Ranil Wickremesinghe, who took over as president this month after protesters forced his predecessor Gotabaya Rajapaksa to flee the country, said in a speech that finalising the negotiations would take longer than anticipated.

“I was aiming for July to reach an agreement and to get the IMF board approval by first week of August,” Wickremesinghe, who previously served as prime minister, said.

“Since the incidents [earlier in July] all these will now be delayed. It will take until the end of August. Only in September that we will be able to get approval.”

Wickremesinghe had previously said he wanted a deal as early as June. Sri Lanka has been hit by weeks of unrest amid widespread fury towards the government, whose economic mismanagement the protesters blame for pushing the country into its worst economic crisis in decades.

Sri Lanka defaulted on its foreign debt of more than $50bn in May, the first Asia-Pacific country to do so in more than two decades, after effectively running out of foreign reserves. The lack of foreign currency for imports has triggered crippling shortages of everything from fuel to medicine, leading to a collapse in living standards.

The country started negotiations with the IMF this year for a $3bn bailout, and is also in talks with other lenders including the Asian Development Bank and countries such as India and China for more financial aid.

Analysts said that the government would probably need to pursue a package of painful economic reforms before finalising an IMF deal.
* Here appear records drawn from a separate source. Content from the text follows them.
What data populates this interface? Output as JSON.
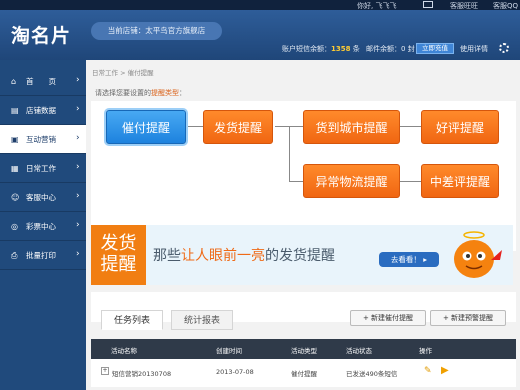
{
  "topbar": {
    "user": "你好, 飞飞飞",
    "mail_icon": "mail-icon",
    "service_wang": "客服旺旺",
    "service_qq": "客服QQ"
  },
  "header": {
    "logo": "淘名片",
    "store": "当前店铺：太平鸟官方旗舰店",
    "balance_label": "账户短信余额：",
    "balance_value": "1358",
    "balance_unit": "条",
    "mail_label": "邮件余额：",
    "mail_value": "0",
    "mail_unit": "封",
    "recharge": "立即充值",
    "guide": "使用详情"
  },
  "sidebar": {
    "items": [
      {
        "icon": "home-icon",
        "label": "首　　页"
      },
      {
        "icon": "chart-icon",
        "label": "店铺数据"
      },
      {
        "icon": "marketing-icon",
        "label": "互动营销"
      },
      {
        "icon": "work-icon",
        "label": "日常工作"
      },
      {
        "icon": "customer-icon",
        "label": "客服中心"
      },
      {
        "icon": "lottery-icon",
        "label": "彩票中心"
      },
      {
        "icon": "print-icon",
        "label": "批量打印"
      }
    ]
  },
  "main": {
    "breadcrumb": "日常工作 > 催付提醒",
    "prompt_pre": "请选择您要设置的",
    "prompt_hl": "提醒类型",
    "prompt_post": "：",
    "reminders": {
      "payment": "催付提醒",
      "shipping": "发货提醒",
      "city": "货到城市提醒",
      "review": "好评提醒",
      "logistics": "异常物流提醒",
      "bad_review": "中差评提醒"
    },
    "banner": {
      "left": "发货\n提醒",
      "msg_pre": "那些",
      "msg_hl": "让人眼前一亮",
      "msg_post": "的发货提醒",
      "go": "去看看！"
    },
    "tabs": [
      "任务列表",
      "统计报表"
    ],
    "actions": [
      "+ 新建催付提醒",
      "+ 新建预警提醒"
    ],
    "table": {
      "headers": [
        "活动名称",
        "创建时间",
        "活动类型",
        "活动状态",
        "操作"
      ],
      "rows": [
        {
          "name": "短信营销20130708",
          "date": "2013-07-08",
          "type": "催付提醒",
          "status": "已发送490条短信"
        }
      ]
    }
  }
}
Nandalal Weerasinghe, Sri Lanka’s central bank governor, told the FT that the government needed to push through “several tax measures, several measures to curtail expenditure and restructure state-owned enterprises”.

Fitch Ratings said that while the government had a large parliamentary majority to help pass such reforms, they risked triggering more public opposition.

“In the absence of an IMF deal, we expect Sri Lanka to face a very strained external position in the near term,” Fitch said in a note. “The country has little foreign exchange to pay even for essential imports such as fuel, food and medicines.”

Sri Lanka has become an extreme example of the pressures facing many developing countries after the global surge in fuel and food prices following Russia’s invasion of Ukraine, which exacerbated the financial strain caused by the Covid-19 pandemic.

Several of Sri Lanka’s neighbours are also feeling the strain. Pakistan this month agreed a preliminary deal for a more than $1bn disbursement from the IMF to top up its own foreign currency reserves. And Bangladesh this week approached the IMF to begin talks over a multibillion-dollar loan.

Economists said that Sri Lanka’s woes were also self-inflicted, the result of economic mismanagement and spending on white elephant infrastructure projects under the Rajapaksa family, which ruled the country for the better part of two decades.

Many protesters also want Wickremesinghe to quit. Shortly after taking office, baton-wielding police cleared a big protest site in Colombo in a show of force under the new president.